Draft suggests core-course learning goals

FAYETTEVILLE -- Core educational requirements under a draft proposal from University of Arkansas, Fayetteville faculty members would formally emphasize ethical reasoning, diversity in the United States and global awareness.

Ten learning goals for UA undergraduates have been developed over the past year by a group of 13 faculty members, said David Jolliffe, chairman of the General Education Core Curriculum Committee.

He said at a town hall-style meeting Wednesday that the ideas have yet to be formally presented for approval, with the immediate goal to get more feedback on the measures.

Jolliffe, an English professor, said approval would involve the university's faculty senate, a larger group that has no further meetings scheduled for this academic year.
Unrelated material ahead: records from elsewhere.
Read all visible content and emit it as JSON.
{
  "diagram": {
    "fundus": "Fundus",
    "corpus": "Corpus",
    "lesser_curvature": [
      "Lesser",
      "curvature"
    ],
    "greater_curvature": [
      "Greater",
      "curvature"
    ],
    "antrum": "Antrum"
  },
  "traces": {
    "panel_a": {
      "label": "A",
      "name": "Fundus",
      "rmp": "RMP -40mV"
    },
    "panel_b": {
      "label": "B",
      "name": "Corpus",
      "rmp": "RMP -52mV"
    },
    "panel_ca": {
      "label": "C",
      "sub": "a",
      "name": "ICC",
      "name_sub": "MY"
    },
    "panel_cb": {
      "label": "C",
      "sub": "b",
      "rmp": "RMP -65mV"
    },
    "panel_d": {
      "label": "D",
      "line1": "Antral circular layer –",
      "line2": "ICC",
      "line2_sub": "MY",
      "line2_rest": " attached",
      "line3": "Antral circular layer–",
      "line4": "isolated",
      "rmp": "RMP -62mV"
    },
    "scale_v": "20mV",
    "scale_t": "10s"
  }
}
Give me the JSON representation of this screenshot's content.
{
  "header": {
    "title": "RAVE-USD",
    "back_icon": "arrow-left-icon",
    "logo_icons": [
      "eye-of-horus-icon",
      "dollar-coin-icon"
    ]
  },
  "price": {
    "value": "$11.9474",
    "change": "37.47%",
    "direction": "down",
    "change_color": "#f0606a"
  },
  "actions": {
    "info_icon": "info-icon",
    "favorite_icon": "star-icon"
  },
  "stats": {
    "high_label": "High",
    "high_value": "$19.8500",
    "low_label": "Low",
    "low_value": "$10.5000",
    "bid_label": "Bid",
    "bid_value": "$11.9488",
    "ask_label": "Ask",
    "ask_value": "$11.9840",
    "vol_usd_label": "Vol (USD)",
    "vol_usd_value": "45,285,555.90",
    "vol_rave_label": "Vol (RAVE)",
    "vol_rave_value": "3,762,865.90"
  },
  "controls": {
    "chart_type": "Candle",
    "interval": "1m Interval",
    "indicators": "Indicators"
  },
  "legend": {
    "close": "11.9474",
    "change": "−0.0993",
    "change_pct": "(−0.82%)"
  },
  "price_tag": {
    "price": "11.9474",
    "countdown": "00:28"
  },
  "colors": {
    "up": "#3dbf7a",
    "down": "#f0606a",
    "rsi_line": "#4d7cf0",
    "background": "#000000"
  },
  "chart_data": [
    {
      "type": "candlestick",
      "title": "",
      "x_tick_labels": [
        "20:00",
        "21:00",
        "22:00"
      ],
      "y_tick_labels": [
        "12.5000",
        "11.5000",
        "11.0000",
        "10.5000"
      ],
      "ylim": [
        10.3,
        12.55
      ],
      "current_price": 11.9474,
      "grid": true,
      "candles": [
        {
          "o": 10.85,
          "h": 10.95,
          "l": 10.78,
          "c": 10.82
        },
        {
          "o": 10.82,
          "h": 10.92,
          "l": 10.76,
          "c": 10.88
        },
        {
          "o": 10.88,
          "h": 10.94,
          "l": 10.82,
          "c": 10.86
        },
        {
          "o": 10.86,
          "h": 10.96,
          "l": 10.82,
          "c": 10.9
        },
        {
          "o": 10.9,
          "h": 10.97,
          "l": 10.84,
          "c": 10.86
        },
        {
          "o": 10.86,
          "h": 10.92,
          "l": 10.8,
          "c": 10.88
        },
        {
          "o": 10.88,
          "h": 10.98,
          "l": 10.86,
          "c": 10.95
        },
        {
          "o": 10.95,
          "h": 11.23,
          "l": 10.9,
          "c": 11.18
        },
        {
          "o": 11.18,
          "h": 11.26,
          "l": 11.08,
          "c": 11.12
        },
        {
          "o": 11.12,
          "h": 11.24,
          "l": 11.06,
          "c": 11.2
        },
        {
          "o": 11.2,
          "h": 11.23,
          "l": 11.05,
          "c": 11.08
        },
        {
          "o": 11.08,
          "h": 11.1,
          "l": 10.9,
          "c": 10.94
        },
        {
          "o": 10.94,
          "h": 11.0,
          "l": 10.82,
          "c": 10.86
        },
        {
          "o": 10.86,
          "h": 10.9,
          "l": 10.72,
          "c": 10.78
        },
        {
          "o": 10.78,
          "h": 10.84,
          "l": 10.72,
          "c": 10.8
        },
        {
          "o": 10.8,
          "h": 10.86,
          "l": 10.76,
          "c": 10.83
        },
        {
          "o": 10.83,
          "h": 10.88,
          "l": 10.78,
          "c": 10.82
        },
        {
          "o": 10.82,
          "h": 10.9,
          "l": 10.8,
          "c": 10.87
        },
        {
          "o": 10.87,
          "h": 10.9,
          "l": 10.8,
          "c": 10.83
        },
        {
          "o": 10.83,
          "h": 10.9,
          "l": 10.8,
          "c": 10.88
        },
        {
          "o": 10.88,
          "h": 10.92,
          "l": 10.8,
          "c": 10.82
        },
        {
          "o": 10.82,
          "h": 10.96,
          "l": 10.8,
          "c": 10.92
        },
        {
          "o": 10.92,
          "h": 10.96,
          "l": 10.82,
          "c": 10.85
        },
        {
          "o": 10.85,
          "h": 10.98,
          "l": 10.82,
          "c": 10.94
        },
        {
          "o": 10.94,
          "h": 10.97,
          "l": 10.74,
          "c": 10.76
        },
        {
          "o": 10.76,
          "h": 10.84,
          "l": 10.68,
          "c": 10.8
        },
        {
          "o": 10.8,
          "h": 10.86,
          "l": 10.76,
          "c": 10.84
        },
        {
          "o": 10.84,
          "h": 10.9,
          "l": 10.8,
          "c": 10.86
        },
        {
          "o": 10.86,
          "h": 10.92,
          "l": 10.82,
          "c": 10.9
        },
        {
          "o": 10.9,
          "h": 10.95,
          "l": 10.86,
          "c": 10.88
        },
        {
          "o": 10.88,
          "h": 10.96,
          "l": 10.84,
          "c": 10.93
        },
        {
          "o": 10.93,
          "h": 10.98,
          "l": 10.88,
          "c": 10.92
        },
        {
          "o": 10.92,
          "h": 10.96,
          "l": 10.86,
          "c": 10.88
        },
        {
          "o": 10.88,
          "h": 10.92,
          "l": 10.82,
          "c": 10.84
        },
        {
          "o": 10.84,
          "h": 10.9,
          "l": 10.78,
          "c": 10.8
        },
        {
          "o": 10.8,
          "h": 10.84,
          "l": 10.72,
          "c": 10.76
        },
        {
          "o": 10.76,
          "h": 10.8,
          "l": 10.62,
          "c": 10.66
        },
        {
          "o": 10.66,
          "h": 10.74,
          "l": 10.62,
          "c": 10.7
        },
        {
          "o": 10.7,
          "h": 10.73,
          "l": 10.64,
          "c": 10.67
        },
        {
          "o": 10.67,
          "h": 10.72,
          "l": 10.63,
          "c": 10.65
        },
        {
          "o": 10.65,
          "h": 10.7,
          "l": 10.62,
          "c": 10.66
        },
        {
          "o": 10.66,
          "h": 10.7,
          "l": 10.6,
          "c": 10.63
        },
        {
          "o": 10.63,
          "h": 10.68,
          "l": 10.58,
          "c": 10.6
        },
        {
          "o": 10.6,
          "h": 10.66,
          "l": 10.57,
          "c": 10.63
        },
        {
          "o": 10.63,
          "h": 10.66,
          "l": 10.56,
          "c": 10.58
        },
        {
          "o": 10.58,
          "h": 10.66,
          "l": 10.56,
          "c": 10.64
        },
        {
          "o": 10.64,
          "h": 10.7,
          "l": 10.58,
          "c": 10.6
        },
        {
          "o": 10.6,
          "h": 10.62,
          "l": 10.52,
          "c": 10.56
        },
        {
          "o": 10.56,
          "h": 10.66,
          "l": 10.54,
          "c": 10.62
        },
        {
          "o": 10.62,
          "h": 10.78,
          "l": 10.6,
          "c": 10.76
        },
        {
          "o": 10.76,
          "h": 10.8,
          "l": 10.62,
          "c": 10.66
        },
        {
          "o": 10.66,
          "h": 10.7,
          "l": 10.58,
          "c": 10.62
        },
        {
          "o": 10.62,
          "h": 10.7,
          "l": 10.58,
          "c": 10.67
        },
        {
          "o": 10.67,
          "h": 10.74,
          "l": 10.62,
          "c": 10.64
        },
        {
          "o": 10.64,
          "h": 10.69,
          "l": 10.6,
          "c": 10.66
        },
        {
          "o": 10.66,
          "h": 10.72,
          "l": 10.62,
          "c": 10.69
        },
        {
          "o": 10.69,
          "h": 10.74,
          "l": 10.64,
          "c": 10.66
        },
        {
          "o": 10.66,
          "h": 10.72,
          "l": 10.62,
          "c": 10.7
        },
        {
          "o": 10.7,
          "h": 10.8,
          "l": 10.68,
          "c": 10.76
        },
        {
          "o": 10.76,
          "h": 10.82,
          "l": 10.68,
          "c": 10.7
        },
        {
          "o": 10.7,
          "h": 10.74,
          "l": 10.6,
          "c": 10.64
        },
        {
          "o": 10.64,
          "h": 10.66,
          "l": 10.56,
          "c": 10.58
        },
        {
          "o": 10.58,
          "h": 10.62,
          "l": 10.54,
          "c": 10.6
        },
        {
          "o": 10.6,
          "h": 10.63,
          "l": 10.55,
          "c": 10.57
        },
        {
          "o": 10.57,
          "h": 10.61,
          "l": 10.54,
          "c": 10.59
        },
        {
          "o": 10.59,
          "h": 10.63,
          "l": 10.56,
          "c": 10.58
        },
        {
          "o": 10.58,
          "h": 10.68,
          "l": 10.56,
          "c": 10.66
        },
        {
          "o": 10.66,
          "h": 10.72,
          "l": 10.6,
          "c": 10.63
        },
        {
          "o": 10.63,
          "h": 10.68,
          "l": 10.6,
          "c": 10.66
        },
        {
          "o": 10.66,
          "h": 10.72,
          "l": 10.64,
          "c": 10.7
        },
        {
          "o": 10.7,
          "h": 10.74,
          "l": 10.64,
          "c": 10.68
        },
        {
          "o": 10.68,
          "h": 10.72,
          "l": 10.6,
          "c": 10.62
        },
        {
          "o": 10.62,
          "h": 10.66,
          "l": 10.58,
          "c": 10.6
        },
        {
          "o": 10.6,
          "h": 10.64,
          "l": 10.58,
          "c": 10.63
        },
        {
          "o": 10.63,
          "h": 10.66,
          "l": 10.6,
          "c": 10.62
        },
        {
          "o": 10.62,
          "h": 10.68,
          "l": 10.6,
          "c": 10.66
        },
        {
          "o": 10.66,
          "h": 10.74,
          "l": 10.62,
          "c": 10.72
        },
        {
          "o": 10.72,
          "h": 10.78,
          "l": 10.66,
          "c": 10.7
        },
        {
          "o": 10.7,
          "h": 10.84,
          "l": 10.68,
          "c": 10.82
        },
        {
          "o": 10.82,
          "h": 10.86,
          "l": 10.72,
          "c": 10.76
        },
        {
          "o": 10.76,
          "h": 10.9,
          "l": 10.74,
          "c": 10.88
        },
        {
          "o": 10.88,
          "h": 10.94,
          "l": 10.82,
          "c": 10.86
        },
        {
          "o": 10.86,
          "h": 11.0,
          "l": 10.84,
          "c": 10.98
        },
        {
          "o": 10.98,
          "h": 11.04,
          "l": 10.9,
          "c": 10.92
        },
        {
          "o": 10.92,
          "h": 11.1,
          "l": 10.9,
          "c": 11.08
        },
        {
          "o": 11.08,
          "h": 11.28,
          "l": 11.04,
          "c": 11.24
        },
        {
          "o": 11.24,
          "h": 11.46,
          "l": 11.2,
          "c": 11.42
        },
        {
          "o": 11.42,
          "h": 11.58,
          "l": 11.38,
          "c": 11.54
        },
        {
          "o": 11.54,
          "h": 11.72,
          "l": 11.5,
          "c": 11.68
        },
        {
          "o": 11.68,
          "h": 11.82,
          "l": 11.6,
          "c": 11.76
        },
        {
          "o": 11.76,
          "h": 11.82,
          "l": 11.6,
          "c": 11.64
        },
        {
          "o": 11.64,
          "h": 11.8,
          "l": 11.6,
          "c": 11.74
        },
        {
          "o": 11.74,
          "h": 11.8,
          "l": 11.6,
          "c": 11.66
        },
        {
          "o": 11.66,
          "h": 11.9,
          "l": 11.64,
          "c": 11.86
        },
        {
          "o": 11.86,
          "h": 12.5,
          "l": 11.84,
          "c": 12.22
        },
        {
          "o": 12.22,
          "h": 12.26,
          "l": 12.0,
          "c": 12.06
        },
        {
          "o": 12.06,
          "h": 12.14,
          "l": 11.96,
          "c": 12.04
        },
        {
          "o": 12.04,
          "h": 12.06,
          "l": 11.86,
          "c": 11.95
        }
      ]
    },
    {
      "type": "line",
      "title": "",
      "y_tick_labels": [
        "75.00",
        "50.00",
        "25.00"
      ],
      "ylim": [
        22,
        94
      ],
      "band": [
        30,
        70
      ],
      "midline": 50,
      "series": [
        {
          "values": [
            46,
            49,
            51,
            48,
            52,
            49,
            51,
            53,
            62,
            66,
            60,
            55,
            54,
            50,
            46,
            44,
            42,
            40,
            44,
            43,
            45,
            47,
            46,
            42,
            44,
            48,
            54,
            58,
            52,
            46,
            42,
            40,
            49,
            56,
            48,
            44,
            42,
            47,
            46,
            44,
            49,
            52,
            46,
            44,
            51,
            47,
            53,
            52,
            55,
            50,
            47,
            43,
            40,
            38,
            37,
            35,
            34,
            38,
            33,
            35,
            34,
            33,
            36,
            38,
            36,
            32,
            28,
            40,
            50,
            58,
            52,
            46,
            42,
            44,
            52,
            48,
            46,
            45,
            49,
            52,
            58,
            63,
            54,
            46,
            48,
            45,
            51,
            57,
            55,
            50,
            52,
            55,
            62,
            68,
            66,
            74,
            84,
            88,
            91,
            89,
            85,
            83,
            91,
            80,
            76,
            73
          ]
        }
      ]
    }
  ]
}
He said that the goals complement the state's existing minimum core requirements, which consist of 35 semester hours fulfilling five areas: English/communication, mathematics, science, fine arts/humanities and social science.

"Those hours will still be there," Jolliffe said. But "rather than simply courses you need to take, we've reshaped it so that we're thinking about this as goals that students achieve when taking these courses."

Students at UA need a minimum of 120 credit hours to graduate.

The committee recommended "core" goals tied to understanding academic subjects, plus "value-added" goals relating to ethics and critical thinking, diversity and international awareness.

Other recommendations include having students take more courses with a "substantial writing/speaking/multimodal communication component," support for an electronic portfolio system and the creation of thematic links between courses satisfying requirements.